Nós seguimos recebendo computadores e equipamentos das empresas que já são nossas parceiras e usamos nos nossos cursos de montagem e manutenção de computadores na Vila Cruzeiro. Continua sendo muito importante, pois melhoramos os quatro laboratórios do Centro e também doamos para algumas organizações que já tinham parceria conosco. Infelizmente, não estamos cadastrando novas organizações para receber doações porque não temos mais a logística que tínhamos antes, com parceiros para coletar e distribuir os computadores e equipamentos. Nós tínhamos um canal aberto para estas doações até 2009. De lá pra cá não temos mais um projeto com recursos específicos para estas doações.

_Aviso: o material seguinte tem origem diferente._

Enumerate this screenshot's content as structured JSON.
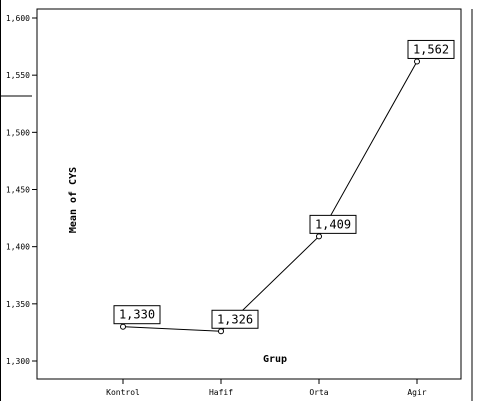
{
  "chart_data": {
    "type": "line",
    "categories": [
      "Kontrol",
      "Hafif",
      "Orta",
      "Agir"
    ],
    "values": [
      1.33,
      1.326,
      1.409,
      1.562
    ],
    "data_labels": [
      "1,330",
      "1,326",
      "1,409",
      "1,562"
    ],
    "xlabel": "Grup",
    "ylabel": "Mean of CYS",
    "ylim": [
      1.3,
      1.6
    ],
    "y_ticks": [
      {
        "value": 1.3,
        "label": "1,300"
      },
      {
        "value": 1.35,
        "label": "1,350"
      },
      {
        "value": 1.4,
        "label": "1,400"
      },
      {
        "value": 1.45,
        "label": "1,450"
      },
      {
        "value": 1.5,
        "label": "1,500"
      },
      {
        "value": 1.55,
        "label": "1,550"
      },
      {
        "value": 1.6,
        "label": "1,600"
      }
    ],
    "grid": false,
    "legend": "none",
    "line_color": "#000000"
  }
}
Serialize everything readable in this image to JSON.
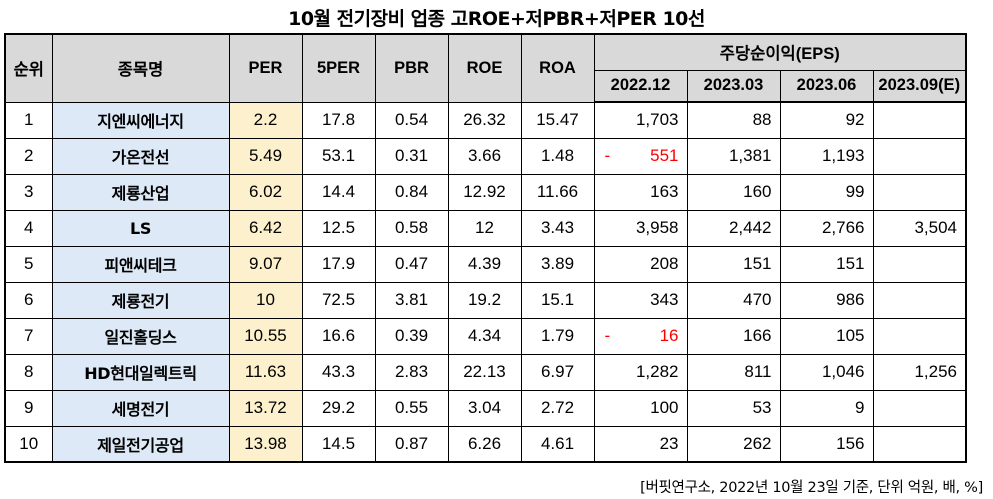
{
  "title": "10월  전기장비 업종 고ROE+저PBR+저PER 10선",
  "headers": {
    "rank": "순위",
    "name": "종목명",
    "per": "PER",
    "fper": "5PER",
    "pbr": "PBR",
    "roe": "ROE",
    "roa": "ROA",
    "eps_group": "주당순이익(EPS)",
    "eps_periods": [
      "2022.12",
      "2023.03",
      "2023.06",
      "2023.09(E)"
    ]
  },
  "rows": [
    {
      "rank": "1",
      "name": "지엔씨에너지",
      "per": "2.2",
      "fper": "17.8",
      "pbr": "0.54",
      "roe": "26.32",
      "roa": "15.47",
      "eps": [
        "1,703",
        "88",
        "92",
        ""
      ],
      "neg": false
    },
    {
      "rank": "2",
      "name": "가온전선",
      "per": "5.49",
      "fper": "53.1",
      "pbr": "0.31",
      "roe": "3.66",
      "roa": "1.48",
      "eps": [
        "551",
        "1,381",
        "1,193",
        ""
      ],
      "neg": true
    },
    {
      "rank": "3",
      "name": "제룡산업",
      "per": "6.02",
      "fper": "14.4",
      "pbr": "0.84",
      "roe": "12.92",
      "roa": "11.66",
      "eps": [
        "163",
        "160",
        "99",
        ""
      ],
      "neg": false
    },
    {
      "rank": "4",
      "name": "LS",
      "per": "6.42",
      "fper": "12.5",
      "pbr": "0.58",
      "roe": "12",
      "roa": "3.43",
      "eps": [
        "3,958",
        "2,442",
        "2,766",
        "3,504"
      ],
      "neg": false
    },
    {
      "rank": "5",
      "name": "피앤씨테크",
      "per": "9.07",
      "fper": "17.9",
      "pbr": "0.47",
      "roe": "4.39",
      "roa": "3.89",
      "eps": [
        "208",
        "151",
        "151",
        ""
      ],
      "neg": false
    },
    {
      "rank": "6",
      "name": "제룡전기",
      "per": "10",
      "fper": "72.5",
      "pbr": "3.81",
      "roe": "19.2",
      "roa": "15.1",
      "eps": [
        "343",
        "470",
        "986",
        ""
      ],
      "neg": false
    },
    {
      "rank": "7",
      "name": "일진홀딩스",
      "per": "10.55",
      "fper": "16.6",
      "pbr": "0.39",
      "roe": "4.34",
      "roa": "1.79",
      "eps": [
        "16",
        "166",
        "105",
        ""
      ],
      "neg": true
    },
    {
      "rank": "8",
      "name": "HD현대일렉트릭",
      "per": "11.63",
      "fper": "43.3",
      "pbr": "2.83",
      "roe": "22.13",
      "roa": "6.97",
      "eps": [
        "1,282",
        "811",
        "1,046",
        "1,256"
      ],
      "neg": false
    },
    {
      "rank": "9",
      "name": "세명전기",
      "per": "13.72",
      "fper": "29.2",
      "pbr": "0.55",
      "roe": "3.04",
      "roa": "2.72",
      "eps": [
        "100",
        "53",
        "9",
        ""
      ],
      "neg": false
    },
    {
      "rank": "10",
      "name": "제일전기공업",
      "per": "13.98",
      "fper": "14.5",
      "pbr": "0.87",
      "roe": "6.26",
      "roa": "4.61",
      "eps": [
        "23",
        "262",
        "156",
        ""
      ],
      "neg": false
    }
  ],
  "neg_sign": "-",
  "colors": {
    "header_bg": "#d9d9d9",
    "name_bg": "#dde9f6",
    "per_bg": "#fdf0cc",
    "negative": "#ff0000"
  },
  "footer": "[버핏연구소, 2022년 10월 23일 기준, 단위 억원, 배, %]"
}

O Incentivo Fiscal é um elemento estratégico e, em muitos casos, vital para a Responsabilidade Social Corporativa, mas há pouco suporte de leis. Embora o RS seja uma exceção em outras leis (Lei da Solidariedade, Lei de Incentivo à Cultura), não há algo especifico para a capacitação através da inclusão digital. O que poderia ser feito para melhorar?

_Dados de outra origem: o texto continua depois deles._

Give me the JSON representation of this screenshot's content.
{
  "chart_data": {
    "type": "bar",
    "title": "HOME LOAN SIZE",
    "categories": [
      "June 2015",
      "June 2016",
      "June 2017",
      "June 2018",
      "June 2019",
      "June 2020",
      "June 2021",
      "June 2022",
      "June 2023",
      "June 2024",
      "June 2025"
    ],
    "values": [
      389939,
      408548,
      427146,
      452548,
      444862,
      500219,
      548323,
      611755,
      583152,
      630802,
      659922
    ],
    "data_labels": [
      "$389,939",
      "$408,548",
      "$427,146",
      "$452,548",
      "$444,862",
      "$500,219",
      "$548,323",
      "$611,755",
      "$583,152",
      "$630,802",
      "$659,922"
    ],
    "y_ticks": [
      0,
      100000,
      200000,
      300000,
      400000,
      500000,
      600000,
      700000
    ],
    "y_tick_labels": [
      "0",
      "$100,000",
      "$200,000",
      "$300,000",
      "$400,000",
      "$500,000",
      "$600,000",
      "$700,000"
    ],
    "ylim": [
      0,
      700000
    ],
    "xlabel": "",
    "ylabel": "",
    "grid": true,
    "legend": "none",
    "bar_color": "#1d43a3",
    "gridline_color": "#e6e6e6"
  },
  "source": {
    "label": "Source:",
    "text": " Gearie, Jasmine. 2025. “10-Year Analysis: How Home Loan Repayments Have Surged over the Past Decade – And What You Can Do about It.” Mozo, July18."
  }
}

Na minha opinião não deve existir nenhuma lei. O que deve mudar é o olhar em relação à tecnologia. A tecnologia deve ser usada como um recurso para a cultura, por exemplo. A tecnologia tem que ser usada dentro da LIC, dentro do Funcriança. Ela tem que ser um recurso. Não precisa de uma grande movimentação para ensinar aplicativos de escritório, pois isso as ONGs já fazem. Agora, como ajudar o jovem de 13 e 14 anos a deixar de evadir a escola, a escrever melhor, a se comunicar melhor, a ter ética? Como um telecentro pode ajudar nisso? Podemos ir pra dentro da LIC e fazer um projeto de cultura com o uso de tecnologia. Por exemplo, um projeto da LIC dentro de um telecentro para produzir vídeos, multimídias sobre a comunidade. O que tem que mudar é a cultura de quem faz os projetos. As empresas que patrocinam os projetos podem exigir que conste o uso da tecnologia nos projetos da LIC que vão apoiar. Podem pegar uma assessoria da UFRGS, da PUC, da Pensamento Digital para saber como usar a tecnologia em determinada faixa etária. Existe um potencial excelente pra isto. São projetos que nós não conseguimos fazer porque não temos recursos, mantenedores.
Quais os planos da Fundação Pensamento Digital para o futuro? O que esperar para os próximos 10 anos?

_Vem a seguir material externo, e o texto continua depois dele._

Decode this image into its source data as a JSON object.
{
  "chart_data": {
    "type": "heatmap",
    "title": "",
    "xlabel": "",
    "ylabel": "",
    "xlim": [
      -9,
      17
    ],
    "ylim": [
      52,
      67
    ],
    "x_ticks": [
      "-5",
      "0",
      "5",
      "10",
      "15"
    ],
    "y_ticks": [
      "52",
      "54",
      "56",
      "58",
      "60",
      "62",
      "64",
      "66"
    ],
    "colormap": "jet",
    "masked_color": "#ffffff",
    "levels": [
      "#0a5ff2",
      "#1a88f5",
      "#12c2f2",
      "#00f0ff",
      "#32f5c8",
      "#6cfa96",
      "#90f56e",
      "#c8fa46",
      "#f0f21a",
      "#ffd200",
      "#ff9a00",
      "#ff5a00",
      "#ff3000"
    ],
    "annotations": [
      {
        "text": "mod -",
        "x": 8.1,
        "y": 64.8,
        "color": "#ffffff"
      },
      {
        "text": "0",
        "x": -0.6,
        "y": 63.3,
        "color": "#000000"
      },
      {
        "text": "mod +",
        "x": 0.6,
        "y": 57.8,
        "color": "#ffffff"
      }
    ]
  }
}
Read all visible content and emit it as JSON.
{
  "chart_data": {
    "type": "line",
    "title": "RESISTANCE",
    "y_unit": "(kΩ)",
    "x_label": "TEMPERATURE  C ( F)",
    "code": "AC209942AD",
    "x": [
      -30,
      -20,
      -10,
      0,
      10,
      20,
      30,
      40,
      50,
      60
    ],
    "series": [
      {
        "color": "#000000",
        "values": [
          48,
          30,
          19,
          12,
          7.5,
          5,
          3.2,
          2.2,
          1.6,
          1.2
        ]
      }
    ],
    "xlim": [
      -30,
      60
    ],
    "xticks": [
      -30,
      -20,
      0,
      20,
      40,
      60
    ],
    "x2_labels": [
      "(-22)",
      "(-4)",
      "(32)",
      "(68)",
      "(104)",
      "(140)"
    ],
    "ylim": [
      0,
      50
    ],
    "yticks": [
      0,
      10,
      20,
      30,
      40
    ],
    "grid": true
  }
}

A Fundação quer ser referência no Brasil no desenvolvimento das habilidades do século XXI a partir do uso da tecnologia na educação. Queremos fundamentar este tema, conceituar, mostrar a importância, mostrar como planejar e avaliar o uso da tecnologia para este objetivo. Estas habilidades são muito importantes para o profissional e cidadão de hoje e não eram tão consideradas na era industrial, onde se priorizava a memorização de fatos e procedimentos pra resolver problemas. Hoje, os problemas borbulham novos a cada momento, então é preciso ser mais criativo, mais colaborativo, interdisciplinar, saber buscar determinada informação num fluxo gigantesco de informações que estão à disposição para resolver o problema. Este cenário muda drasticamente a formação que devemos dar para o jovem. E isto é muito difícil de mudar. A tecnologia é a causa da necessidade desta mudança e também a solução pra conseguir fazer esta mudança. Está faltando conceituar um pouco as coisas, por isso estamos buscando conhecimento lá fora. Nosso objetivo é ser um catalisador, reunir quem está interessado neste tema, organizar este conhecimento e colocar à disposição.